Mining Minority-class Examples With Uncertainty Estimates
This addresses the challenge of mining tail-class examples in imbalanced datasets for computer vision applications, representing an incremental improvement over existing uncertainty-based approaches.
The paper tackles the problem of poor performance on rare classes in long-tail distributions by proposing a framework to mine minority-class examples, which substantially improves both mining effectiveness and fine-tuned model performance across three datasets in computer vision tasks.
In the real world, the frequency of occurrence of objects is naturally skewed forming long-tail class distributions, which results in poor performance on the statistically rare classes. A promising solution is to mine tail-class examples to balance the training dataset. However, mining tail-class examples is a very challenging task. For instance, most of the otherwise successful uncertainty-based mining approaches struggle due to distortion of class probabilities resulting from skewness in data.

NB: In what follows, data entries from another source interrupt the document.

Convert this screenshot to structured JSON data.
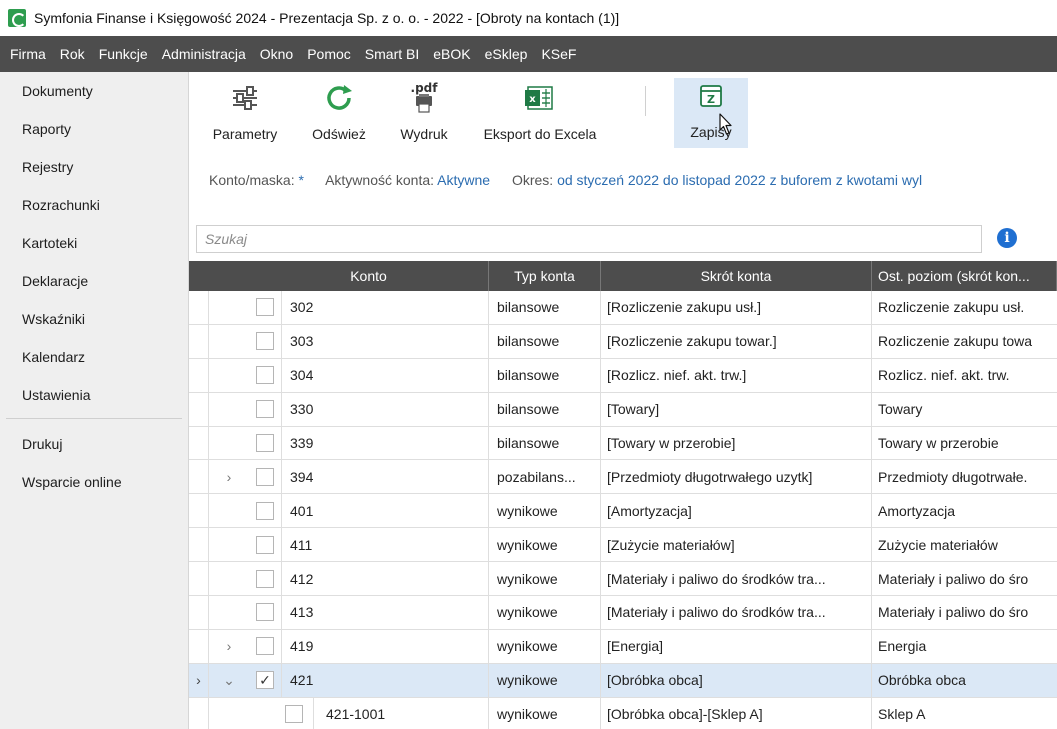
{
  "window": {
    "title": "Symfonia Finanse i Księgowość 2024 - Prezentacja Sp. z o. o. - 2022 - [Obroty na kontach (1)]"
  },
  "menu": [
    "Firma",
    "Rok",
    "Funkcje",
    "Administracja",
    "Okno",
    "Pomoc",
    "Smart BI",
    "eBOK",
    "eSklep",
    "KSeF"
  ],
  "sidebar": {
    "items": [
      "Dokumenty",
      "Raporty",
      "Rejestry",
      "Rozrachunki",
      "Kartoteki",
      "Deklaracje",
      "Wskaźniki",
      "Kalendarz",
      "Ustawienia"
    ],
    "bottom": [
      "Drukuj",
      "Wsparcie online"
    ]
  },
  "toolbar": {
    "parametry": "Parametry",
    "odswiez": "Odśwież",
    "wydruk": "Wydruk",
    "eksport": "Eksport do Excela",
    "zapisy": "Zapisy",
    "pdf_glyph": ".pdf"
  },
  "filters": {
    "konto_label": "Konto/maska:",
    "konto_value": "*",
    "aktywnosc_label": "Aktywność konta:",
    "aktywnosc_value": "Aktywne",
    "okres_label": "Okres:",
    "okres_value": "od styczeń 2022 do listopad 2022 z buforem z kwotami wyl"
  },
  "search": {
    "placeholder": "Szukaj"
  },
  "grid": {
    "headers": {
      "konto": "Konto",
      "typ": "Typ konta",
      "skrot": "Skrót konta",
      "ost": "Ost. poziom (skrót kon..."
    },
    "rows": [
      {
        "konto": "302",
        "typ": "bilansowe",
        "skrot": "[Rozliczenie zakupu usł.]",
        "ost": "Rozliczenie zakupu usł.",
        "expand": "",
        "checked": "",
        "gutter": ""
      },
      {
        "konto": "303",
        "typ": "bilansowe",
        "skrot": "[Rozliczenie zakupu towar.]",
        "ost": "Rozliczenie zakupu towa",
        "expand": "",
        "checked": "",
        "gutter": ""
      },
      {
        "konto": "304",
        "typ": "bilansowe",
        "skrot": "[Rozlicz. nief. akt. trw.]",
        "ost": "Rozlicz. nief. akt. trw.",
        "expand": "",
        "checked": "",
        "gutter": ""
      },
      {
        "konto": "330",
        "typ": "bilansowe",
        "skrot": "[Towary]",
        "ost": "Towary",
        "expand": "",
        "checked": "",
        "gutter": ""
      },
      {
        "konto": "339",
        "typ": "bilansowe",
        "skrot": "[Towary w przerobie]",
        "ost": "Towary w przerobie",
        "expand": "",
        "checked": "",
        "gutter": ""
      },
      {
        "konto": "394",
        "typ": "pozabilans...",
        "skrot": "[Przedmioty długotrwałego uzytk]",
        "ost": "Przedmioty długotrwałe.",
        "expand": "›",
        "checked": "",
        "gutter": ""
      },
      {
        "konto": "401",
        "typ": "wynikowe",
        "skrot": "[Amortyzacja]",
        "ost": "Amortyzacja",
        "expand": "",
        "checked": "",
        "gutter": ""
      },
      {
        "konto": "411",
        "typ": "wynikowe",
        "skrot": "[Zużycie materiałów]",
        "ost": "Zużycie materiałów",
        "expand": "",
        "checked": "",
        "gutter": ""
      },
      {
        "konto": "412",
        "typ": "wynikowe",
        "skrot": "[Materiały i paliwo do środków tra...",
        "ost": "Materiały i paliwo do śro",
        "expand": "",
        "checked": "",
        "gutter": ""
      },
      {
        "konto": "413",
        "typ": "wynikowe",
        "skrot": "[Materiały i paliwo do środków tra...",
        "ost": "Materiały i paliwo do śro",
        "expand": "",
        "checked": "",
        "gutter": ""
      },
      {
        "konto": "419",
        "typ": "wynikowe",
        "skrot": "[Energia]",
        "ost": "Energia",
        "expand": "›",
        "checked": "",
        "gutter": ""
      },
      {
        "konto": "421",
        "typ": "wynikowe",
        "skrot": "[Obróbka obca]",
        "ost": "Obróbka obca",
        "expand": "⌄",
        "checked": "✓",
        "gutter": "›",
        "selected": true
      },
      {
        "konto": "421-1001",
        "typ": "wynikowe",
        "skrot": "[Obróbka obca]-[Sklep A]",
        "ost": "Sklep A",
        "expand": "",
        "checked": "",
        "gutter": "",
        "sub": true
      }
    ]
  },
  "colors": {
    "menubar": "#4d4d4d",
    "link": "#2b6cb0",
    "selected_row": "#dbe8f6",
    "refresh": "#2e9d4f",
    "excel": "#1f7a45"
  }
}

In this work, we propose an effective, yet simple, approach to overcome these challenges. Our framework enhances the subdued tail-class activations and, thereafter, uses a one-class data-centric approach to effectively identify tail-class examples. We carry out an exhaustive evaluation of our framework on three datasets spanning over two computer vision tasks. Substantial improvements in the minority-class mining and fine-tuned model's performance strongly corroborate the value of our proposed solution.